Adult-onset Leukoencephalopathy with axonal Spheroids and Pigmented glia (ALSP) is a rare neurological disorder characterized by demyelination of white matter, spheroidal axons, and pigmented glia. The majority of ALSP cases have been linked to mutations in the colony stimulating factor 1 receptor (CSF1R) gene, a transmembrane tyrosine kinase receptor that expresses in brain microglia. CSF1R function is necessary for the development and maintenance of microglia. Similar to CSF1R, TREM2 is a receptor expressed in brain microglia, sharing a common signaling pathway with CSF1R to activate microglia. Thus, PR009-induced increase in cellular TREM2 is expected to compensate for CSF1R loss-of-function in patients and ameliorate ALSP-CSF1R-associated pathophysiology.

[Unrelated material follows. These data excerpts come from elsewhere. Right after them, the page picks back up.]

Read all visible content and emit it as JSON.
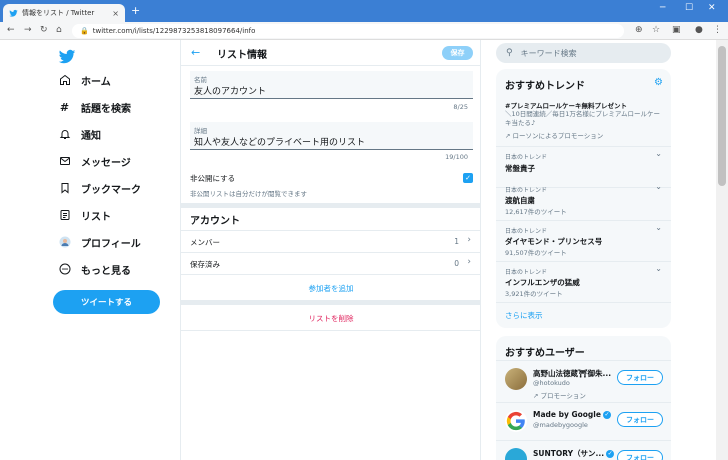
{
  "browser": {
    "tab_title": "情報をリスト / Twitter",
    "tab_close": "×",
    "new_tab": "+",
    "url": "twitter.com/i/lists/1229873253818097664/info",
    "win_min": "─",
    "win_max": "☐",
    "win_close": "✕"
  },
  "nav": {
    "items": [
      {
        "label": "ホーム",
        "icon": "home-icon"
      },
      {
        "label": "話題を検索",
        "icon": "hashtag-icon"
      },
      {
        "label": "通知",
        "icon": "bell-icon"
      },
      {
        "label": "メッセージ",
        "icon": "mail-icon"
      },
      {
        "label": "ブックマーク",
        "icon": "bookmark-icon"
      },
      {
        "label": "リスト",
        "icon": "list-icon"
      },
      {
        "label": "プロフィール",
        "icon": "avatar-icon"
      },
      {
        "label": "もっと見る",
        "icon": "more-icon"
      }
    ],
    "tweet_button": "ツイートする"
  },
  "main": {
    "title": "リスト情報",
    "save": "保存",
    "name_label": "名前",
    "name_value": "友人のアカウント",
    "name_counter": "8/25",
    "desc_label": "詳細",
    "desc_value": "知人や友人などのプライベート用のリスト",
    "desc_counter": "19/100",
    "private_label": "非公開にする",
    "private_note": "非公開リストは自分だけが閲覧できます",
    "private_checked": true,
    "account_title": "アカウント",
    "members_label": "メンバー",
    "members_count": "1",
    "saved_label": "保存済み",
    "saved_count": "0",
    "add_members": "参加者を追加",
    "delete_list": "リストを削除"
  },
  "right": {
    "search_placeholder": "キーワード検索",
    "trends_title": "おすすめトレンド",
    "promo_name": "#プレミアムロールケーキ無料プレゼント",
    "promo_desc": "＼10日間連続／毎日1万名様にプレミアムロールケーキ当たる♪",
    "promo_by": "ローソンによるプロモーション",
    "trends": [
      {
        "sub": "日本のトレンド",
        "name": "常盤貴子",
        "count": ""
      },
      {
        "sub": "日本のトレンド",
        "name": "渡航自粛",
        "count": "12,617件のツイート"
      },
      {
        "sub": "日本のトレンド",
        "name": "ダイヤモンド・プリンセス号",
        "count": "91,507件のツイート"
      },
      {
        "sub": "日本のトレンド",
        "name": "インフルエンザの猛威",
        "count": "3,921件のツイート"
      }
    ],
    "show_more": "さらに表示",
    "users_title": "おすすめユーザー",
    "users": [
      {
        "name": "高野山法徳蔵⛩御朱...",
        "handle": "@hotokudo",
        "promo": "プロモーション"
      },
      {
        "name": "Made by Google",
        "handle": "@madebygoogle",
        "promo": ""
      },
      {
        "name": "SUNTORY（サン...",
        "handle": "",
        "promo": ""
      }
    ],
    "follow": "フォロー"
  }
}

To mimic CSF1R loss observed in patients, we developed in vitro and in vivo CSF1R-inhibition models. PR009, designed to deliver a functional hTREM2 gene packaged in a microglia-tropic capsid, was delivered in a CSF1R-inhibition mouse model to test efficacy in addition to NHPs to evaluate safety and biodistribution.

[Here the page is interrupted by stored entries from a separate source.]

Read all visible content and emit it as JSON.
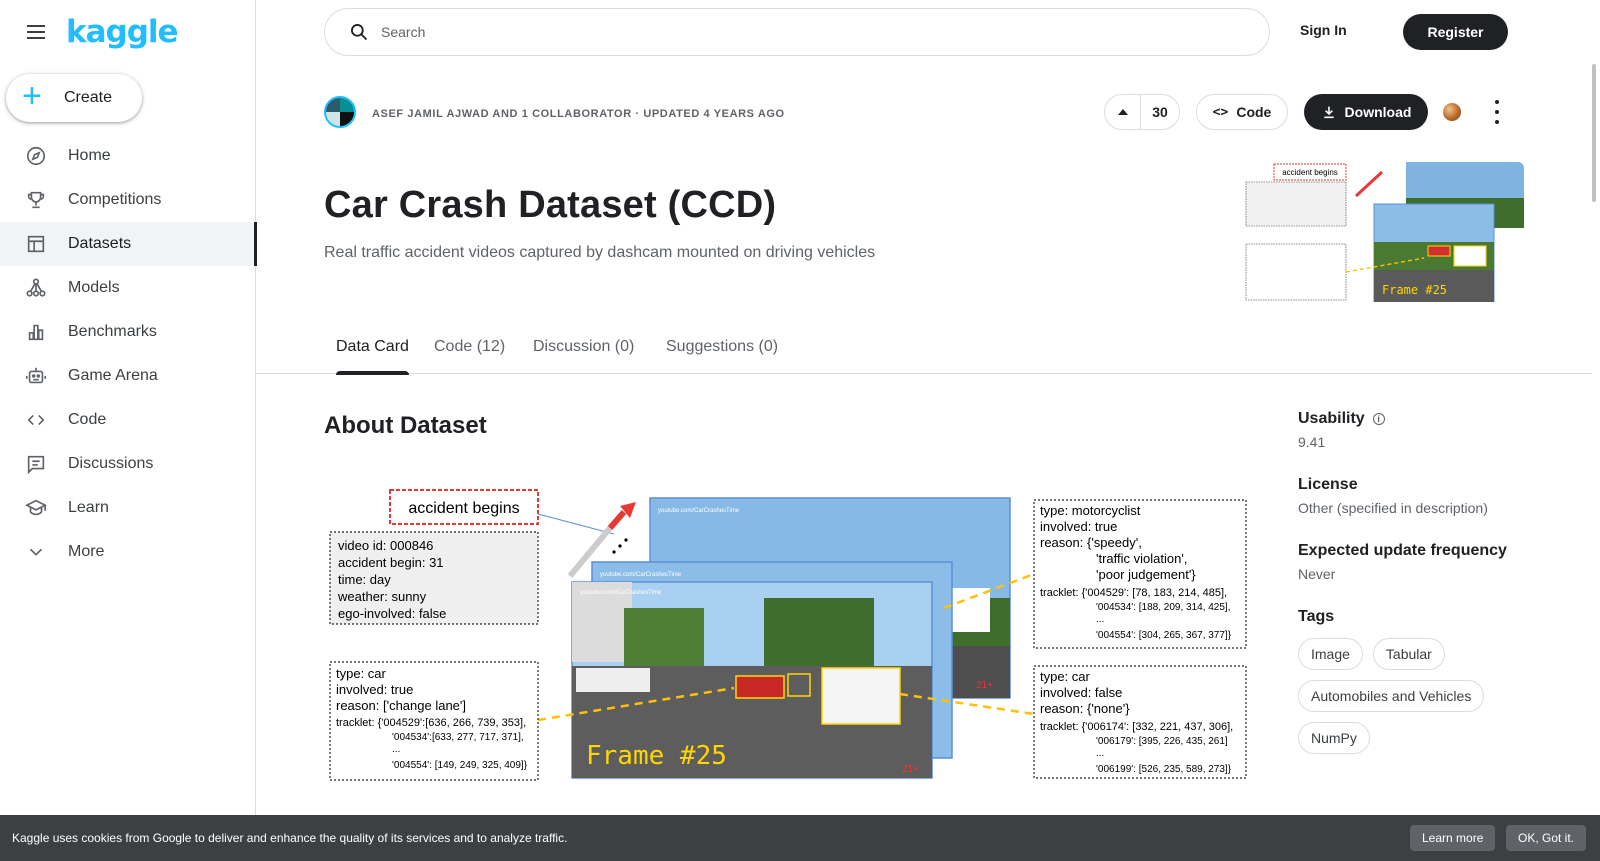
{
  "brand": {
    "logo": "kaggle",
    "accent": "#20beff"
  },
  "sidebar": {
    "create_label": "Create",
    "items": [
      {
        "label": "Home",
        "icon": "compass-icon"
      },
      {
        "label": "Competitions",
        "icon": "trophy-icon"
      },
      {
        "label": "Datasets",
        "icon": "table-icon",
        "active": true
      },
      {
        "label": "Models",
        "icon": "models-icon"
      },
      {
        "label": "Benchmarks",
        "icon": "bar-chart-icon"
      },
      {
        "label": "Game Arena",
        "icon": "robot-icon"
      },
      {
        "label": "Code",
        "icon": "code-icon"
      },
      {
        "label": "Discussions",
        "icon": "comment-icon"
      },
      {
        "label": "Learn",
        "icon": "school-icon"
      },
      {
        "label": "More",
        "icon": "chevron-down-icon"
      }
    ]
  },
  "topbar": {
    "search_placeholder": "Search",
    "signin_label": "Sign In",
    "register_label": "Register"
  },
  "dataset": {
    "byline": "Asef Jamil Ajwad and 1 collaborator · Updated 4 years ago",
    "votes": "30",
    "code_label": "Code",
    "download_label": "Download",
    "title": "Car Crash Dataset (CCD)",
    "subtitle": "Real traffic accident videos captured by dashcam mounted on driving vehicles"
  },
  "tabs": [
    {
      "label": "Data Card",
      "active": true
    },
    {
      "label": "Code (12)"
    },
    {
      "label": "Discussion (0)"
    },
    {
      "label": "Suggestions (0)"
    }
  ],
  "about_heading": "About Dataset",
  "figure": {
    "accident_label": "accident begins",
    "meta_box": [
      "video id: 000846",
      "accident begin: 31",
      "time: day",
      "weather: sunny",
      "ego-involved: false"
    ],
    "car_box": [
      "type: car",
      "involved: true",
      "reason: ['change lane']",
      "tracklet: {'004529':[636, 266, 739, 353],",
      "'004534':[633, 277, 717, 371],",
      "...",
      "'004554': [149, 249, 325, 409]}"
    ],
    "moto_box": [
      "type: motorcyclist",
      "involved: true",
      "reason: {'speedy',",
      "'traffic violation',",
      "'poor judgement'}",
      "tracklet: {'004529': [78, 183, 214, 485],",
      "'004534': [188, 209, 314, 425],",
      "...",
      "'004554': [304, 265, 367, 377]}"
    ],
    "car2_box": [
      "type: car",
      "involved: false",
      "reason: {'none'}",
      "tracklet: {'006174': [332, 221, 437, 306],",
      "'006179': [395, 226, 435, 261]",
      "...",
      "'006199': [526, 235, 589, 273]}"
    ],
    "frame_label": "Frame #25",
    "watermark": "youtube.com/CarCrashesTime",
    "age_badge": "21+"
  },
  "meta": {
    "usability_label": "Usability",
    "usability_value": "9.41",
    "license_label": "License",
    "license_value": "Other (specified in description)",
    "frequency_label": "Expected update frequency",
    "frequency_value": "Never",
    "tags_label": "Tags",
    "tags": [
      "Image",
      "Tabular",
      "Automobiles and Vehicles",
      "NumPy"
    ]
  },
  "cookie": {
    "text": "Kaggle uses cookies from Google to deliver and enhance the quality of its services and to analyze traffic.",
    "learn_more": "Learn more",
    "ok": "OK, Got it."
  }
}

Currently, there is no disease-modifying therapy for ALSP-CSF1R and the use of available drugs is limited to managing disease associated symptoms. Our findings suggest that PR009 has the potential to treat the underlying cause of ALSP-CSF1R by expressing hTREM2 in the microglia of patients, resulting in restoration of microglial function and survival.